Fears Grow Over Religious Freedom Restrictions In Vietnam

ReutersChristians make up about 8 per cent of Vietnam's 89 million population.

Religious freedom in Vietnam is at risk of deteriorating under the government's new Law on Belief and Religion, a senior bishop told officials on Monday.

Bishop Peter Nguyen Van Kham, secretary general of the Catholic Bishops' Conference of Vietnam, was speaking at a meeting between government officials and representatives from religious groups, the National Catholic Reporter reports.

This law, which passed on November 18 and will take effect in 2018, "fails to properly care about and satisfy people's needs of religious activities," Kham said.

"From our views, some negative issues still remain in relationships between the government and religions."

Christian persecution charity Christian Solidarity Worldwide (CSW) previously warned that the new legislation does not conform to international standards on freedom of religion or belief.

"The text of the law has been revised numerous times. Some improvements to the draft were made during the revision process, possibly in response to the feedback offered by religious communities. However, these improvements, and the inclusion of basic guarantees of the right to freedom of religion or belief, were undermined by onerous registration requirements and excessive State interference in the internal affairs of religious organisations," CSW said.

Vietnam's constitution guarantees freedom of religion in principle, but the Communist government tightly controls independent religious practice. According to the US Commission on International Religious Freedom (USCIRF), it represses "individuals and religious groups it views as challenging its authority", including independent Buddhists, Hoa Hao, Cao Dai, and Christians.
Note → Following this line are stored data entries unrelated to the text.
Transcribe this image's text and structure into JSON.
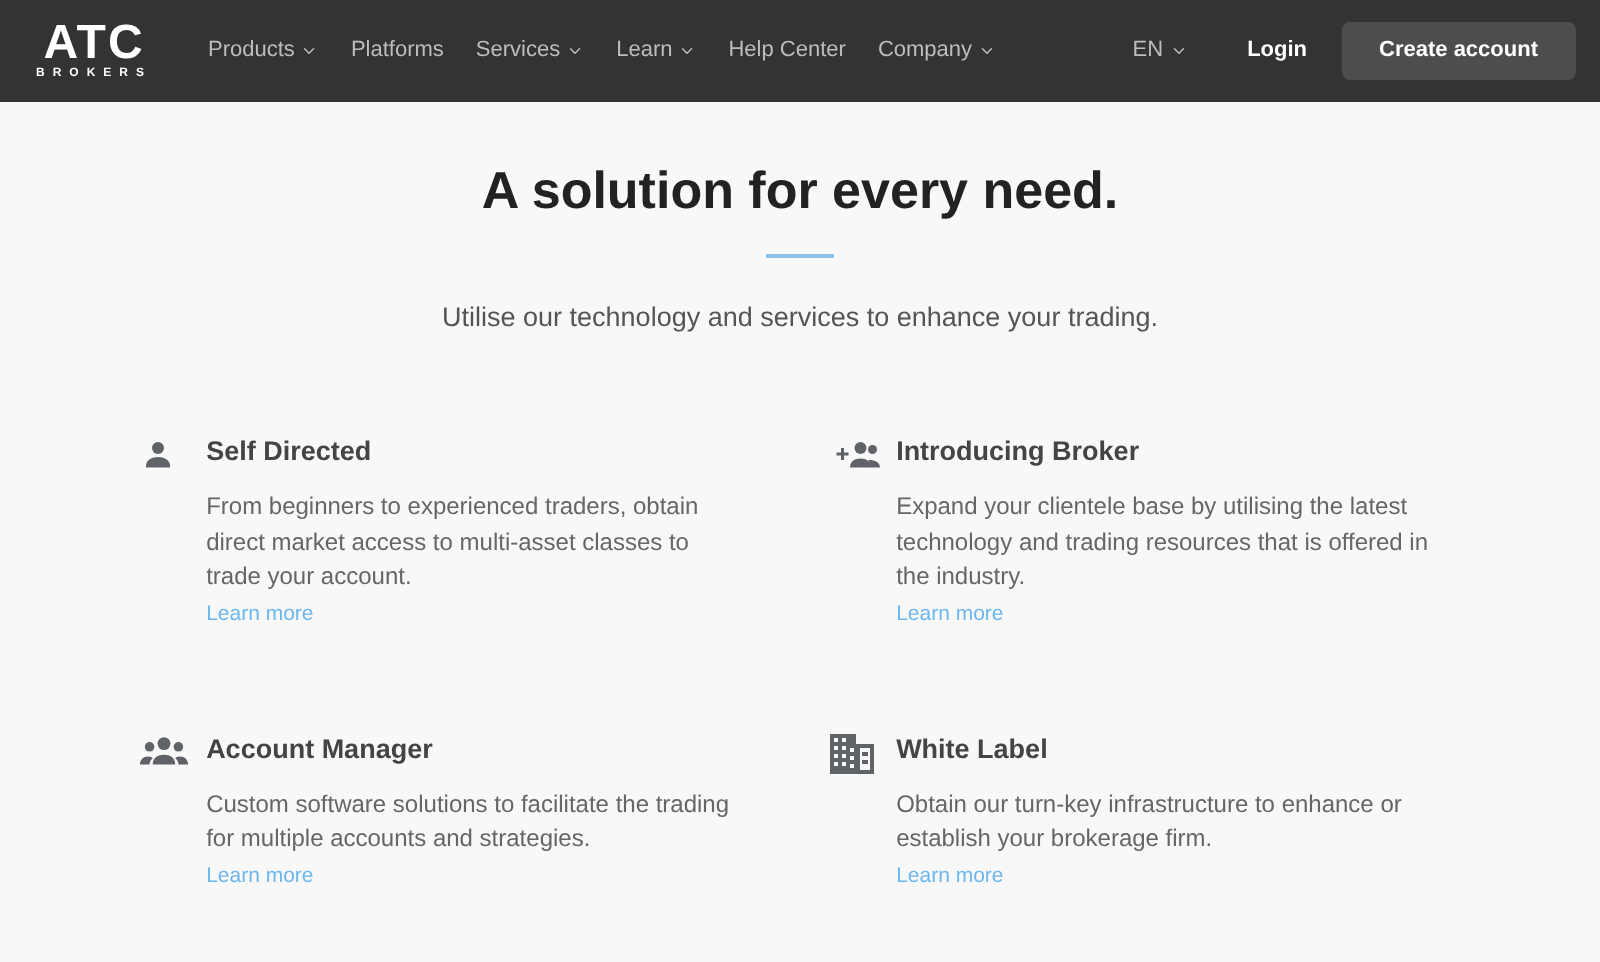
{
  "logo": {
    "name": "ATC",
    "tagline": "BROKERS"
  },
  "nav": [
    {
      "label": "Products",
      "has_menu": true
    },
    {
      "label": "Platforms",
      "has_menu": false
    },
    {
      "label": "Services",
      "has_menu": true
    },
    {
      "label": "Learn",
      "has_menu": true
    },
    {
      "label": "Help Center",
      "has_menu": false
    },
    {
      "label": "Company",
      "has_menu": true
    }
  ],
  "language": {
    "label": "EN"
  },
  "login": "Login",
  "create_account": "Create account",
  "heading": "A solution for every need.",
  "subtitle": "Utilise our technology and services to enhance your trading.",
  "solutions": [
    {
      "kind": "person",
      "title": "Self Directed",
      "description": "From beginners to experienced traders, obtain direct market access to multi-asset classes to trade your account.",
      "link": "Learn more"
    },
    {
      "kind": "add-group",
      "title": "Introducing Broker",
      "description": "Expand your clientele base by utilising the latest technology and trading resources that is offered in the industry.",
      "link": "Learn more"
    },
    {
      "kind": "group",
      "title": "Account Manager",
      "description": "Custom software solutions to facilitate the trading for multiple accounts and strategies.",
      "link": "Learn more"
    },
    {
      "kind": "building",
      "title": "White Label",
      "description": "Obtain our turn-key infrastructure to enhance or establish your brokerage firm.",
      "link": "Learn more"
    }
  ]
}
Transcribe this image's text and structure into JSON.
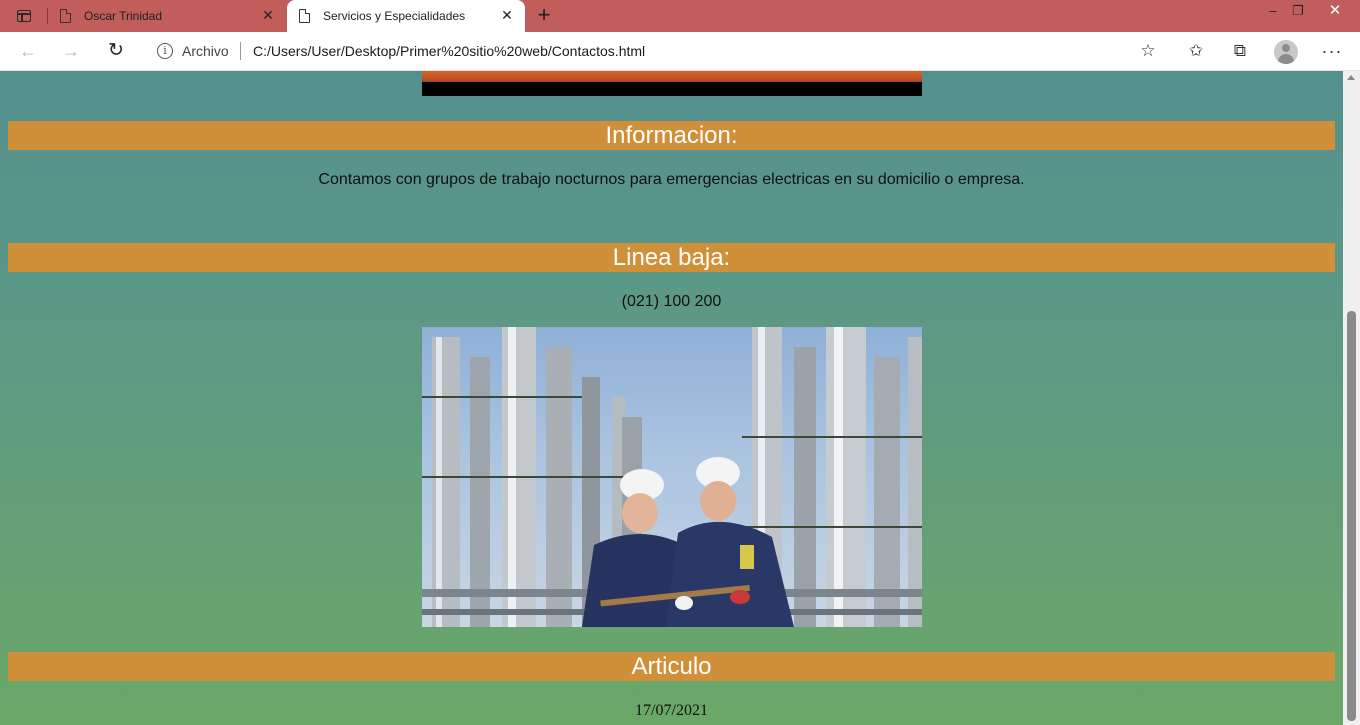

A number of advocates for religious freedom remain imprisoned in the country and authorities have "moved decisively" in recent years to restrict freedom of expression and religion even further, the USCIRF says. Religious groups have to formally register with the government, but are routinely denied. The Hmong Protestants have experienced particular persecution in the last few years, and Vietnam has been named a 'country of particular concern' every year by the USCIRF since 2001.

CSW has urged the Vietnamese government to ensure that registration is not a pre-requisite for the exercise of freedom of religion or belief.

The UN special rapporteur on freedom of religion or belief previously made a similar request.

Of the 93.4 million Vietnamese, more than half identifies with Buddhism. Roman Catholics make up seven per cent, Cao Dai between 2.5 and four per cent; Hoa Hao, 1.5 to three per cent; and Protestants, one to two per cent.